Candle soot derived carbon nanodot/polyaniline hybrid materials through controlled grafting of polyaniline chains for supercapacitors

A general approach for controlled grafting of polyaniline (PANI) chains from the surface of nano-structured carbon materials following a ‘grafting from’ strategy through oxidative polymerization of aniline is reported. Fluorescent spherical carbon nano-dots (CNDs) are obtained through HNO3 oxidation followed by size separation from an easily available and cheap source like candle soot. Oxidative polymerization of aniline under dilute acid conditions is conducted in the presence of CNDs tethered to the mono-amine group of N,N′-bis(4′-aminophenyl)-1,4-quinonediimine (APQD, in the emeraldine state) (CNDT), as the initiator. The appreciably lower oxidation potential of APQD compared to aniline directs the growth of PANI chains preferentially from these moieties acting as ‘seeds’. Furthermore, the conditions are optimized to complete the entire polymerization within the duration of the induction period (IP) for the oxidative polymerization of aniline under similar conditions to ensure the grafting of PANI chains from the CND surface only. The attachment of APQD moieties to the CND surface and hence the formation of PANI chains are confirmed by using FTIR and XPS techniques. The covalently attached carbon nano-dot/polyaniline shows a remarkably higher specific capacitance of 972 F g−1 with 90% retention after 2000 cycles, in comparison to only 482 F g−1 for the non-covalently attached composite. The excellent electrochemical performance is attributed to the formation of the nano-structured composite material.
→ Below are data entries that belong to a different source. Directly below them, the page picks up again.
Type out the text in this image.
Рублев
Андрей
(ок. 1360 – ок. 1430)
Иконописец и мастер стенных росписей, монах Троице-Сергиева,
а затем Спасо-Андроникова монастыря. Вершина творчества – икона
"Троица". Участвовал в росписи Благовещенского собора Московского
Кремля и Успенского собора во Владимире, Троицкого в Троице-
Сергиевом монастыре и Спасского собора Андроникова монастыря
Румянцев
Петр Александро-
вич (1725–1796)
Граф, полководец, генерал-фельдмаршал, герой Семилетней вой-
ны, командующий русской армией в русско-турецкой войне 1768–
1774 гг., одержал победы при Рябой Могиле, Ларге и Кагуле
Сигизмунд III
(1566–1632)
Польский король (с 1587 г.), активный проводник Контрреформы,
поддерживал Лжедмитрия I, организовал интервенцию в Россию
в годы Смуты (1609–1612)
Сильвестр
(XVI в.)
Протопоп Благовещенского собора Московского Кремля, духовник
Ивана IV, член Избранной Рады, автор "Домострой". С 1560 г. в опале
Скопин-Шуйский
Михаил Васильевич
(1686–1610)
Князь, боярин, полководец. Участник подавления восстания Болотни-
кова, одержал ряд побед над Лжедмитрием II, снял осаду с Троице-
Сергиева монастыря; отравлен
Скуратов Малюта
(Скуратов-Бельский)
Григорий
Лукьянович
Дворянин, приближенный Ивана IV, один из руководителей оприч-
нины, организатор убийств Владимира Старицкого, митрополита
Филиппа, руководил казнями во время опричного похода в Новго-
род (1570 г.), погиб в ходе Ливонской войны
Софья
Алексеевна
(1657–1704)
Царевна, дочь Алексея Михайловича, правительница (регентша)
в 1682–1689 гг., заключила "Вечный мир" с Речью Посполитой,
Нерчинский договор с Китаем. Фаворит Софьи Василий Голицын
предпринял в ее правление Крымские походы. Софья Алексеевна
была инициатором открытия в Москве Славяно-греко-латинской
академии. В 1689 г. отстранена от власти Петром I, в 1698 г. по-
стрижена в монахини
Influence of Hofmeister I– on Tuning Optoelectronic Properties of Ampholytic Polythiophene by Varying pH and Conjugating with RNA

A significant tuning of optoelectronic properties of polythiophene (PT) chains due to Hofmeister iodide (I-) ion is demonstrated in ampholytic polythiophene [polythiophene-g-poly{(N,N,N-trimethylamino iodide)ethyl methacrylate-co-methacrylic acid}, APT] at different pHs. In acidic medium, the absorption and emission signals of PT chromophore exhibit appreciable blue shift in the presence of I- as counteranion only. The cooperative effect of undissociated -COOH and quaternary ammonium groups immobilize I- near the apolar PT chain causing threading of grafted chains and hence twisting of the backbone attributing to the blue shift. As medium pH is increased, dethreading of the PT backbone occurs due to ionization of -COOH group, releasing quencher iodide ions from the vicinity of the PT chains resulting in a red shift in absorption and a sharp hike in fluorescence intensity (390 times) for an increase of excitons lifetime. With an increase of pH, morphology changes from a multivesicular aggregate with vacuoles to smaller size vesicles and finally to nanofibrillar network structure. Dethreading is also found when APT interacts with RNA showing a significant hike of fluorescence (22 times) for displacing iodide ions forming a nanofibrillar network morphology. Threading and dethreading also affect the resistance, capacitance, and Warburg impedance values of APT. Molecular dynamics simulation of a model APT chain in a water box supports the threading at lower pH where the iodide ions pose nearer to the PT chain than that at higher pH causing dethreading. So the influence of Hofmeister I- ion is established for tuning the optoelectronic properties of a novel PT based polyampholyte by changing pH or by conjugating with RNA.